Another Sinn Fein councillor resigns: Angela Nelson statement

The following statement was released by Angela Nelson to explain leaving Sinn Fein:

 

A STEP TOO FAR 

Last week, Martin Mc Guinness met with the British Queen in Belfast. That “gesture” was not the result of full consultation or open debate in the party as claimed by leadership.

Pearce Doherty TD previously articulated Sinn Féin’s position regarding such visits by British royalty to Ireland, particularly one by the Commander-in-Chief of Britain’s armed forces – until such times when there would be a complete withdrawal of the British political and military presence from Ireland, and truth and justice given to victims of collusion, no welcome should be accorded to British royalty or any officer of Britain’s forces.

Last year, republicans correctly decided not to greet Britain’s head of state or acknowledge her claim of sovereignty over part of our country.

On 10th June this year, Caral Ní Chuilin denied that Sinn Fein would attend the jubilee celebrations. On 11th June, Martin Mc Guinness said a meeting would be a huge ask but there was “no doable” proposition for this. All this information came to party members via the media.

I was confident that no meeting with the Queen would occur as no open debate was taking place within the party.

On 21st June, a text message informed me of a meeting for Belfast and Lisburn councillors in the City Hall for a ‘briefing’. I instinctively knew it related to the visit. Past experience with these types of briefings indicated a deal was already done.

That morning, one of my colleagues arrived and I asked what information he had. I expressed my opposition to meeting with British royalty.
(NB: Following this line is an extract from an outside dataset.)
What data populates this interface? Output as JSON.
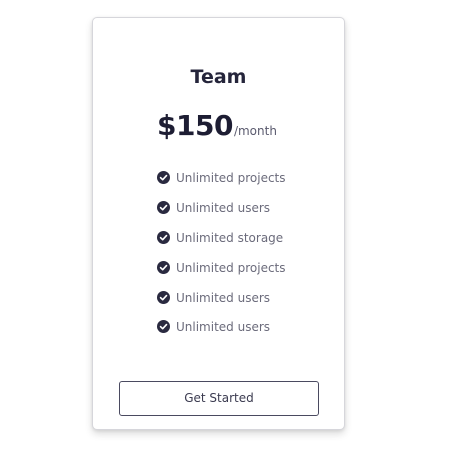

I decided not to attend the briefing but, over the next two days, consistently voiced my opposition to any such meeting to party colleagues. On the second day, while in a party office, the media confirmed Martin Mc Guinness would meet the Queen.

On June 23rd, I attended a non-party political protest in Belfast addressed by families of victims of British state violence. Standing in solidarity with them, their pain and suffering was very tangible.

Eamon Cairns, speaking of the murder of his two sons, Gerard and Rory, in their family home, finished with this very poignant sentence: “It makes it very difficult for me to see how Martin Mc Guinness can go behind doors and shake the hand dripping with the blood of my children”.

His words reflected the views of many both inside and outside Sinn Féin.

I have always been able to hold my head up as a Republican. I have met and maintained contact with many relatives of dead Volunteers and those murdered through collusion and British state violence.

I could not set all those to one side through acceptance of the party leadership’s most recent ‘symbolic’ ‘significant gesture’.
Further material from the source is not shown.